Trade in services is key in achieving the green transition. This report shows the role of services, and how they can contribute, with focus on the EU. However, there are barriers to trade in these services, barriers that the EU and the Member States should try to eliminate. Anna Graneli, trade policy adviser, tells more.
What is this report about?
The report is about services facilitating the green transition of the EU economy and the EU industrial ecosystems. The concept of industrial ecosystems has been introduced by the European Commission in the European industrial strategy as a key organizational and analytical tool. Now they are used in connection with several policy initiatives.
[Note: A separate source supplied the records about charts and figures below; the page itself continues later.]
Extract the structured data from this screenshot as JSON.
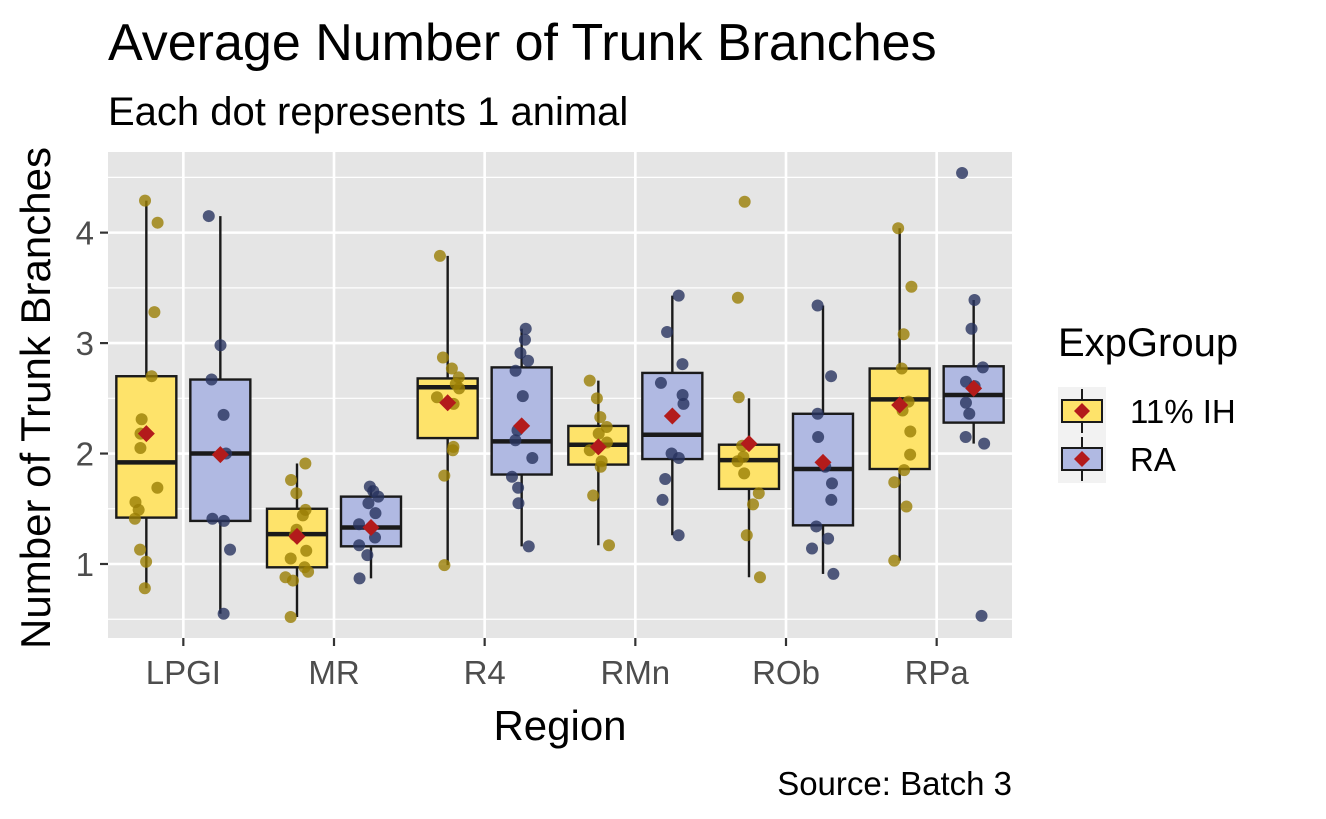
{
  "chart_data": {
    "type": "box",
    "title": "Average Number of Trunk Branches",
    "subtitle": "Each dot represents 1 animal",
    "xlabel": "Region",
    "ylabel": "Number of Trunk Branches",
    "caption": "Source: Batch 3",
    "categories": [
      "LPGI",
      "MR",
      "R4",
      "RMn",
      "ROb",
      "RPa"
    ],
    "ylim": [
      0.33,
      4.73
    ],
    "yticks": [
      1,
      2,
      3,
      4
    ],
    "grid": true,
    "legend": {
      "title": "ExpGroup",
      "position": "right",
      "entries": [
        "11% IH",
        "RA"
      ]
    },
    "colors": {
      "panel": "#e5e5e5",
      "grid": "#ffffff",
      "ih_fill": "#fee36a",
      "ih_point": "#9a7e05",
      "ra_fill": "#b0b9e2",
      "ra_point": "#28335f",
      "mean": "#b31b1b",
      "box_line": "#1a1a1a"
    },
    "series": [
      {
        "name": "11% IH",
        "boxes": [
          {
            "category": "LPGI",
            "min": 0.78,
            "q1": 1.42,
            "median": 1.92,
            "q3": 2.7,
            "max": 4.29,
            "mean": 2.18,
            "points": [
              0.78,
              1.02,
              1.13,
              1.41,
              1.49,
              1.56,
              1.69,
              2.05,
              2.18,
              2.31,
              2.7,
              3.28,
              4.09,
              4.29
            ]
          },
          {
            "category": "MR",
            "min": 0.52,
            "q1": 0.97,
            "median": 1.27,
            "q3": 1.5,
            "max": 1.91,
            "mean": 1.25,
            "points": [
              0.52,
              0.85,
              0.88,
              0.93,
              0.97,
              1.05,
              1.12,
              1.26,
              1.31,
              1.44,
              1.49,
              1.64,
              1.76,
              1.91
            ]
          },
          {
            "category": "R4",
            "min": 0.99,
            "q1": 2.14,
            "median": 2.6,
            "q3": 2.68,
            "max": 3.79,
            "mean": 2.46,
            "points": [
              0.99,
              1.8,
              2.03,
              2.06,
              2.45,
              2.51,
              2.59,
              2.63,
              2.69,
              2.77,
              2.87,
              3.79
            ]
          },
          {
            "category": "RMn",
            "min": 1.17,
            "q1": 1.9,
            "median": 2.08,
            "q3": 2.25,
            "max": 2.66,
            "mean": 2.06,
            "points": [
              1.17,
              1.62,
              1.88,
              1.93,
              2.03,
              2.1,
              2.18,
              2.24,
              2.33,
              2.5,
              2.66
            ]
          },
          {
            "category": "ROb",
            "min": 0.88,
            "q1": 1.68,
            "median": 1.94,
            "q3": 2.08,
            "max": 2.5,
            "mean": 2.09,
            "points": [
              0.88,
              1.26,
              1.54,
              1.64,
              1.82,
              1.93,
              1.97,
              2.07,
              2.51,
              3.41,
              4.28
            ]
          },
          {
            "category": "RPa",
            "min": 1.03,
            "q1": 1.86,
            "median": 2.49,
            "q3": 2.77,
            "max": 4.04,
            "mean": 2.44,
            "points": [
              1.03,
              1.52,
              1.74,
              1.85,
              1.99,
              2.2,
              2.39,
              2.47,
              2.77,
              3.08,
              3.51,
              4.04
            ]
          }
        ]
      },
      {
        "name": "RA",
        "boxes": [
          {
            "category": "LPGI",
            "min": 0.55,
            "q1": 1.39,
            "median": 2.0,
            "q3": 2.67,
            "max": 4.15,
            "mean": 1.99,
            "points": [
              0.55,
              1.13,
              1.39,
              1.41,
              2.0,
              2.35,
              2.67,
              2.98,
              4.15
            ]
          },
          {
            "category": "MR",
            "min": 0.87,
            "q1": 1.16,
            "median": 1.33,
            "q3": 1.61,
            "max": 1.71,
            "mean": 1.33,
            "points": [
              0.87,
              1.08,
              1.17,
              1.24,
              1.36,
              1.46,
              1.55,
              1.61,
              1.66,
              1.7
            ]
          },
          {
            "category": "R4",
            "min": 1.16,
            "q1": 1.81,
            "median": 2.11,
            "q3": 2.78,
            "max": 3.13,
            "mean": 2.25,
            "points": [
              1.16,
              1.55,
              1.69,
              1.79,
              1.96,
              2.12,
              2.21,
              2.52,
              2.75,
              2.84,
              2.91,
              3.03,
              3.13
            ]
          },
          {
            "category": "RMn",
            "min": 1.26,
            "q1": 1.95,
            "median": 2.17,
            "q3": 2.73,
            "max": 3.43,
            "mean": 2.34,
            "points": [
              1.26,
              1.58,
              1.77,
              1.96,
              2.0,
              2.45,
              2.53,
              2.64,
              2.81,
              3.1,
              3.43
            ]
          },
          {
            "category": "ROb",
            "min": 0.91,
            "q1": 1.35,
            "median": 1.86,
            "q3": 2.36,
            "max": 3.34,
            "mean": 1.92,
            "points": [
              0.91,
              1.14,
              1.23,
              1.34,
              1.58,
              1.73,
              1.88,
              2.15,
              2.36,
              2.7,
              3.34
            ]
          },
          {
            "category": "RPa",
            "min": 2.09,
            "q1": 2.28,
            "median": 2.53,
            "q3": 2.79,
            "max": 3.39,
            "mean": 2.59,
            "points": [
              0.53,
              2.09,
              2.15,
              2.36,
              2.46,
              2.61,
              2.65,
              2.78,
              3.13,
              3.39,
              4.54
            ]
          }
        ]
      }
    ]
  }
}
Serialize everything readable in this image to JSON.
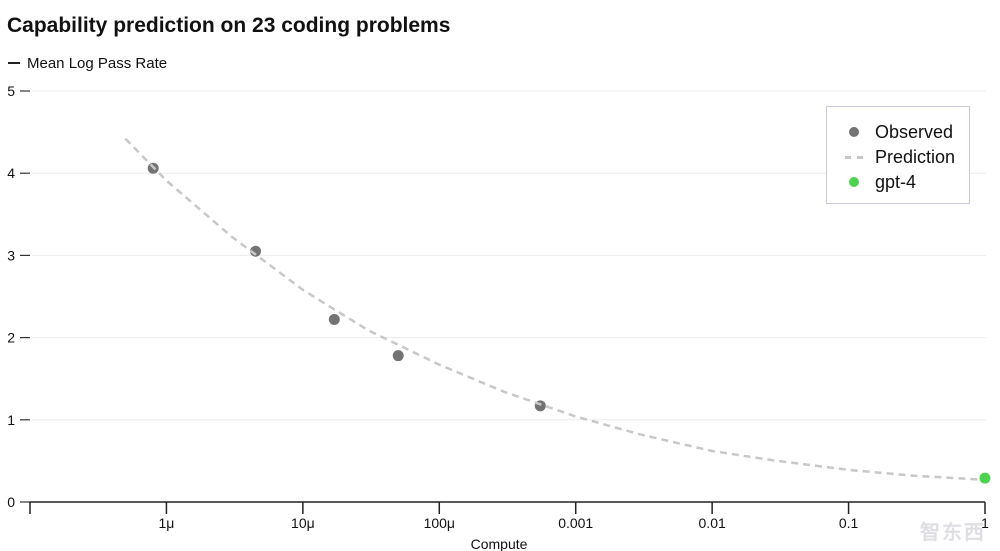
{
  "chart_data": {
    "type": "scatter",
    "title": "Capability prediction on 23 coding problems",
    "subtitle": "Mean Log Pass Rate",
    "xlabel": "Compute",
    "ylabel": "",
    "x_scale": "log",
    "xlim": [
      1e-07,
      1
    ],
    "ylim": [
      0,
      5
    ],
    "x_ticks": [
      {
        "value": 1e-06,
        "label": "1μ"
      },
      {
        "value": 1e-05,
        "label": "10μ"
      },
      {
        "value": 0.0001,
        "label": "100μ"
      },
      {
        "value": 0.001,
        "label": "0.001"
      },
      {
        "value": 0.01,
        "label": "0.01"
      },
      {
        "value": 0.1,
        "label": "0.1"
      },
      {
        "value": 1,
        "label": "1"
      }
    ],
    "y_ticks": [
      0,
      1,
      2,
      3,
      4,
      5
    ],
    "grid": "horizontal",
    "legend_position": "top-right",
    "series": [
      {
        "name": "Observed",
        "kind": "points",
        "color": "#737373",
        "x": [
          8e-07,
          4.5e-06,
          1.7e-05,
          5e-05,
          0.00055
        ],
        "y": [
          4.06,
          3.05,
          2.22,
          1.78,
          1.17
        ]
      },
      {
        "name": "Prediction",
        "kind": "dashed-line",
        "color": "#c8c8c8",
        "x": [
          5e-07,
          1e-06,
          3e-06,
          1e-05,
          3e-05,
          0.0001,
          0.0003,
          0.001,
          0.003,
          0.01,
          0.03,
          0.1,
          0.3,
          1
        ],
        "y": [
          4.42,
          3.91,
          3.23,
          2.58,
          2.09,
          1.67,
          1.34,
          1.04,
          0.82,
          0.62,
          0.5,
          0.39,
          0.32,
          0.27
        ]
      },
      {
        "name": "gpt-4",
        "kind": "points",
        "color": "#4dd24d",
        "x": [
          1
        ],
        "y": [
          0.29
        ]
      }
    ]
  },
  "watermark": "智东西"
}
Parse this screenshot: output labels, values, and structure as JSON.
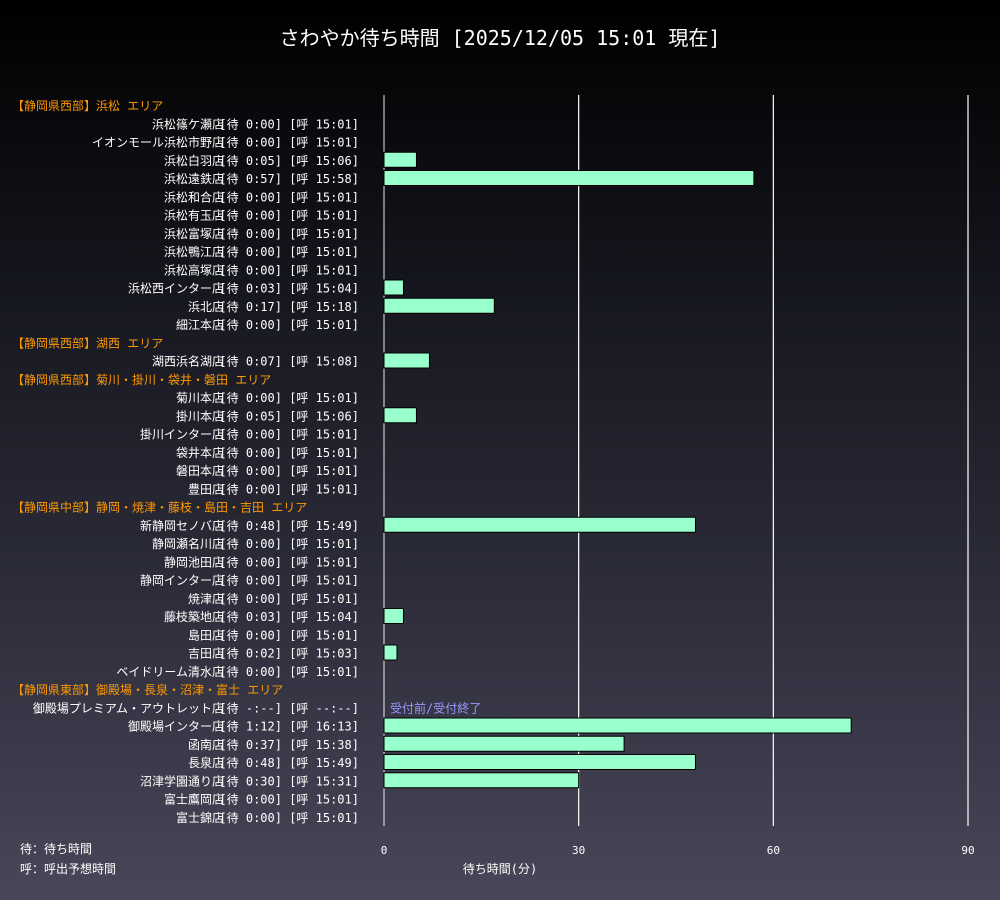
{
  "chart_data": {
    "type": "bar",
    "orientation": "horizontal",
    "title": "さわやか待ち時間 [2025/12/05 15:01 現在]",
    "xlabel": "待ち時間(分)",
    "xlim": [
      0,
      90
    ],
    "xticks": [
      0,
      30,
      60,
      90
    ],
    "grid": true,
    "bar_color": "#99ffcc",
    "area_color": "#ff9900",
    "note_color": "#9999ff",
    "rows": [
      {
        "kind": "area",
        "text": "【静岡県西部】浜松 エリア"
      },
      {
        "kind": "store",
        "name": "浜松篠ケ瀬店",
        "wait": "0:00",
        "call": "15:01",
        "minutes": 0
      },
      {
        "kind": "store",
        "name": "イオンモール浜松市野店",
        "wait": "0:00",
        "call": "15:01",
        "minutes": 0
      },
      {
        "kind": "store",
        "name": "浜松白羽店",
        "wait": "0:05",
        "call": "15:06",
        "minutes": 5
      },
      {
        "kind": "store",
        "name": "浜松遠鉄店",
        "wait": "0:57",
        "call": "15:58",
        "minutes": 57
      },
      {
        "kind": "store",
        "name": "浜松和合店",
        "wait": "0:00",
        "call": "15:01",
        "minutes": 0
      },
      {
        "kind": "store",
        "name": "浜松有玉店",
        "wait": "0:00",
        "call": "15:01",
        "minutes": 0
      },
      {
        "kind": "store",
        "name": "浜松富塚店",
        "wait": "0:00",
        "call": "15:01",
        "minutes": 0
      },
      {
        "kind": "store",
        "name": "浜松鴨江店",
        "wait": "0:00",
        "call": "15:01",
        "minutes": 0
      },
      {
        "kind": "store",
        "name": "浜松高塚店",
        "wait": "0:00",
        "call": "15:01",
        "minutes": 0
      },
      {
        "kind": "store",
        "name": "浜松西インター店",
        "wait": "0:03",
        "call": "15:04",
        "minutes": 3
      },
      {
        "kind": "store",
        "name": "浜北店",
        "wait": "0:17",
        "call": "15:18",
        "minutes": 17
      },
      {
        "kind": "store",
        "name": "細江本店",
        "wait": "0:00",
        "call": "15:01",
        "minutes": 0
      },
      {
        "kind": "area",
        "text": "【静岡県西部】湖西 エリア"
      },
      {
        "kind": "store",
        "name": "湖西浜名湖店",
        "wait": "0:07",
        "call": "15:08",
        "minutes": 7
      },
      {
        "kind": "area",
        "text": "【静岡県西部】菊川・掛川・袋井・磐田 エリア"
      },
      {
        "kind": "store",
        "name": "菊川本店",
        "wait": "0:00",
        "call": "15:01",
        "minutes": 0
      },
      {
        "kind": "store",
        "name": "掛川本店",
        "wait": "0:05",
        "call": "15:06",
        "minutes": 5
      },
      {
        "kind": "store",
        "name": "掛川インター店",
        "wait": "0:00",
        "call": "15:01",
        "minutes": 0
      },
      {
        "kind": "store",
        "name": "袋井本店",
        "wait": "0:00",
        "call": "15:01",
        "minutes": 0
      },
      {
        "kind": "store",
        "name": "磐田本店",
        "wait": "0:00",
        "call": "15:01",
        "minutes": 0
      },
      {
        "kind": "store",
        "name": "豊田店",
        "wait": "0:00",
        "call": "15:01",
        "minutes": 0
      },
      {
        "kind": "area",
        "text": "【静岡県中部】静岡・焼津・藤枝・島田・吉田 エリア"
      },
      {
        "kind": "store",
        "name": "新静岡セノバ店",
        "wait": "0:48",
        "call": "15:49",
        "minutes": 48
      },
      {
        "kind": "store",
        "name": "静岡瀬名川店",
        "wait": "0:00",
        "call": "15:01",
        "minutes": 0
      },
      {
        "kind": "store",
        "name": "静岡池田店",
        "wait": "0:00",
        "call": "15:01",
        "minutes": 0
      },
      {
        "kind": "store",
        "name": "静岡インター店",
        "wait": "0:00",
        "call": "15:01",
        "minutes": 0
      },
      {
        "kind": "store",
        "name": "焼津店",
        "wait": "0:00",
        "call": "15:01",
        "minutes": 0
      },
      {
        "kind": "store",
        "name": "藤枝築地店",
        "wait": "0:03",
        "call": "15:04",
        "minutes": 3
      },
      {
        "kind": "store",
        "name": "島田店",
        "wait": "0:00",
        "call": "15:01",
        "minutes": 0
      },
      {
        "kind": "store",
        "name": "吉田店",
        "wait": "0:02",
        "call": "15:03",
        "minutes": 2
      },
      {
        "kind": "store",
        "name": "ベイドリーム清水店",
        "wait": "0:00",
        "call": "15:01",
        "minutes": 0
      },
      {
        "kind": "area",
        "text": "【静岡県東部】御殿場・長泉・沼津・富士 エリア"
      },
      {
        "kind": "store",
        "name": "御殿場プレミアム・アウトレット店",
        "wait": "-:--",
        "call": "--:--",
        "minutes": 0,
        "note": "受付前/受付終了"
      },
      {
        "kind": "store",
        "name": "御殿場インター店",
        "wait": "1:12",
        "call": "16:13",
        "minutes": 72
      },
      {
        "kind": "store",
        "name": "函南店",
        "wait": "0:37",
        "call": "15:38",
        "minutes": 37
      },
      {
        "kind": "store",
        "name": "長泉店",
        "wait": "0:48",
        "call": "15:49",
        "minutes": 48
      },
      {
        "kind": "store",
        "name": "沼津学園通り店",
        "wait": "0:30",
        "call": "15:31",
        "minutes": 30
      },
      {
        "kind": "store",
        "name": "富士鷹岡店",
        "wait": "0:00",
        "call": "15:01",
        "minutes": 0
      },
      {
        "kind": "store",
        "name": "富士錦店",
        "wait": "0:00",
        "call": "15:01",
        "minutes": 0
      }
    ]
  },
  "legend": {
    "wait": "待：待ち時間",
    "call": "呼：呼出予想時間"
  }
}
Based on the objectives of the European Green Deal, we identify a range of services that could be considered green services. These services contribute, either directly or indirectly, to making industrial ecosystems in the EU less carbon intensive, more circular and more protective of the natural environment. We illustrate how these services can contribute to addressing environmental challenges with examples from two ecosystems, namely the construction ecosystem and the energy-intensive industries ecosystem.
We also identify barriers to the free movement of green services on the Single Market and discuss how the nature of different barriers – their root cause – affects policy makers’ ability to address them.
Was there anything that surprised you along your research?
We were surprised that there were very few other studies that discussed the importance of services for the green transition in an EU context. There are several studies that analyse and exemplify the importance of services and trade in services for the climate transition – not least within the WTO context. However, very few studies take the broader objectives of the European Green Deal as a starting point.
What are the most important conclusions?
We conclude that services play a key role in achieving the green transition of the EU’s industrial ecosystems. However, barriers to the free movement of services on the Single Market risk slowing down the green transition. We also show that services can contribute in different ways. On the one hand, some services are of particular importance to the green transition of specific ecosystems. On the other hand, some services, such as waste services, business services and telecommunication services, provide vital input to the green transition of all ecosystems.
Another important conclusion is that many of the barriers reported by European companies stem from either EU regulation or national regulation. This means that there is room for the EU legislature as well as the Member State legislatures to take action to remove barriers affecting green services.
In which context do you think that this report is especially useful?
We think that the report may provide useful input to discussions within the EU on how the Single Market can contribute to the green transition. One example could be within the context of the so-called transition pathways. The transition pathways are a form of plans for the green and digital transition of each of the industrial ecosystems. The pathways are jointly created by the Commission and other stakeholders.
More generally, the report could also contribute to discussions on which actions the European Commission and the Member States should prioritize to achieve a well-functioning Single Market for green services.
What do you hope to achieve by publishing this report?
We hope that our report can contribute to a renewed focus on the importance of services in the Single Market agenda, by providing new arguments on the need for an increased level of ambition in removing barriers to the free movement of services.